Nous passons la journée à explorer le reste du camp.
La taille du site est hallucinante. On en prend conscience depuis le pont principal, qui ne donne pourtant que sur un seul des douze secteurs du périmètre.
La foule est composée en majorité de familles indiennes traditionnelles, regroupées parfois par communautés autour de gourous. Dans le secteur 4 sont rassemblés les spectaculaires saddhus :
On croise plus rarement les fameux Nagas, entièrement nus :
Notre statut d'occidentaux nous donne quelques privilèges, comme pour atteindre le pont central en doublant une immense queue, sur proposition des policiers. Seule contrepartie demandée : une photo avec Agathe, prise en équilibre instable pendant l'escalade de la barrière de sécurité, au-dessus du vide.
Nous rejoignons la gare le lendemain afin de quitter les lieux. Un important dispositif de police a été mis en place suite à l'effondrement d'un pont la veille, ayant causé un mouvement de foule et la mort par piétinement de quarante personnes.

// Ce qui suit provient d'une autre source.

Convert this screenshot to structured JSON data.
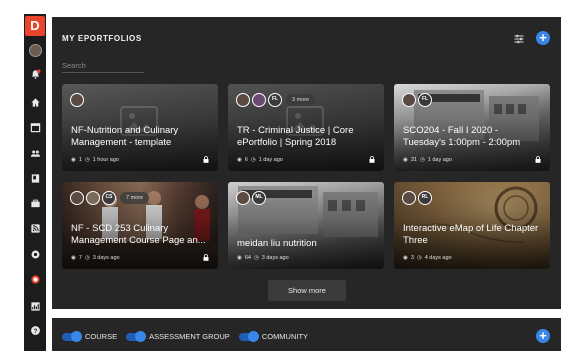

Le train pour Agra arrive en milieu d'après-midi, avec 5h de retard. Nous jouons des coudes et réussissons à monter dans le wagon ! Le confort n'est pas optimal, mais nous avons pu quitter la ville sans encombres… et nous dirigeons vers le Taj Mahal.
- comments
Flora Les mouvements de foule, c'est uniquement pour vous rappeler le métro parisien... histoire d'éviter un trop gros choc au retour!
Aline Encore une série de très très belles photos, et le commentaire est à la hauteur. La fin de l'histoire fait frémir.